Executive order No.6, to the extent that it seeks to restrict dealings in suspicious assets subject to corruption related investigation or inquiries in order to preserve same in accordance with the rule of law and to guarantee and safeguard fundamental humanrights is a welcome development. Preservation of the subject matter of corruption, so that it is not dissipated is a good objective of criminal law jurisprudence. To the extent that it urges and encourages the Attorney General of the Federation to take steps through the judicial process to freeze and hold onto assets so that they are not dissipated is quite proactive of the President. Further, the extant practice where the state after investigations, goes ex-parte before a judge for a temporary freezing order and thereafter serves the suspect the ex-parte order, which invites the person to come and prove that he legally and legitimately acquired the property in question is still good practice. Although there may be arguments of reversing the presumption of innocence, it is still a good practice which has evolved from assets recovery jurisprudence across the world, especially when the assets far exceed the legally known sources of income of the suspect. Constitutionally, this can be justified as facts peculiarly within the knowledge of the suspect, being a particular fact which he has the burden of proving under the fair hearing rules.
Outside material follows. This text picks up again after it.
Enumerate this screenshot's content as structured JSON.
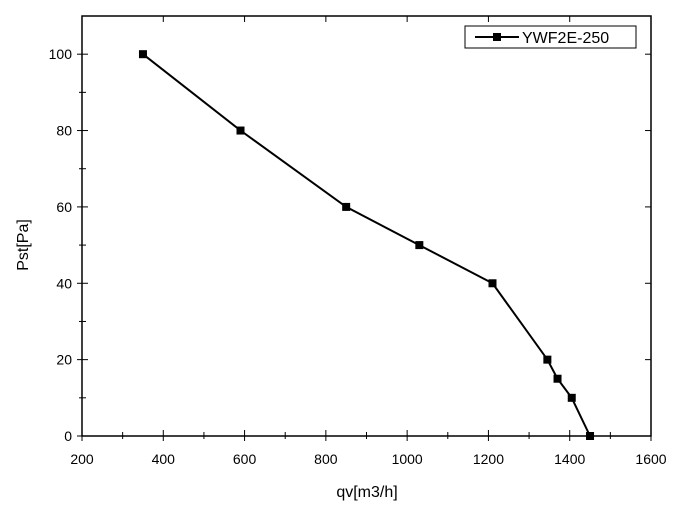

The power to determine which assets should be subject to temporary or final confiscation is a judicial power vested in the courts by S.6 of the Constitution for the determination of the civil rights and obligations of the citizen. This is further reinforced by the provisions of the constitution which guarantees that in the determination of civil rights and obligations, fair trial by a court or tribunal established by law and constituted in such a manner to secure its independence and impartiality- the fair hearing rule. It is also supported by the constitutional right to property and freedom from expropriation without due process. Essentially,preservation of assets, subject matter of corruption must be done within the confines of the rule of law, through powers and duties conferred by already existing statues or through the orders of courts of competent jurisdiction. It cannot be achieved by an executive order as executive orders cannot be the basis for the creation of new rights, duties, powers and mandates. Also, no two cases are the same and in the absence of an enabling law, a schedule in an executive order cannot be the basis for the forfeiture of assets, whether temporary or otherwise. The order for temporary forfeiture or forfeiture pending the determination of the case is to be made on a case by case basis, after the court has duly examined the circumstances and the preliminary weighing of the available evidence.

Creating a schedule in an executive order and listing the names of suspects or accused persons whose property the executive order purports to block or freeze is like placing the cart before the horse and as such, it is illegal, unconstitutional, null and void and an audacious attempt by the President using his Attorney-General to usurp judicial powers. For accused persons who are already before the Courts, the Attorney-General knows the appropriate application(s) to bring or file to achieve freezing or blocking. For suspects who have not been charged to court, there is also a known legal procedure which the Attorney-General can take to achieve freezing.

In conclusion, the road to hell is paved with the best of intentions, with golden promises of achieving Eldorado. Accumulating incredible amount of powers in the Presidency is a sure recipe to dictatorship, anarchy and the collapse of democratic rule. There are clear cases of corrupt transactions where a prima facie case has been established and the administration refuses to prosecute. The grass cutting scandal of the former Secretary to the Government of the Federation is a case in point. And now, an arbitrary list of persons whose assets are to be forfeited! This is not the democracy we fought. Mr. President and the Attorney-General, there is one clear message for you: Go back to the courts and ask for forfeiture of assets to preserve the res on a case by case basis and let the courts decide.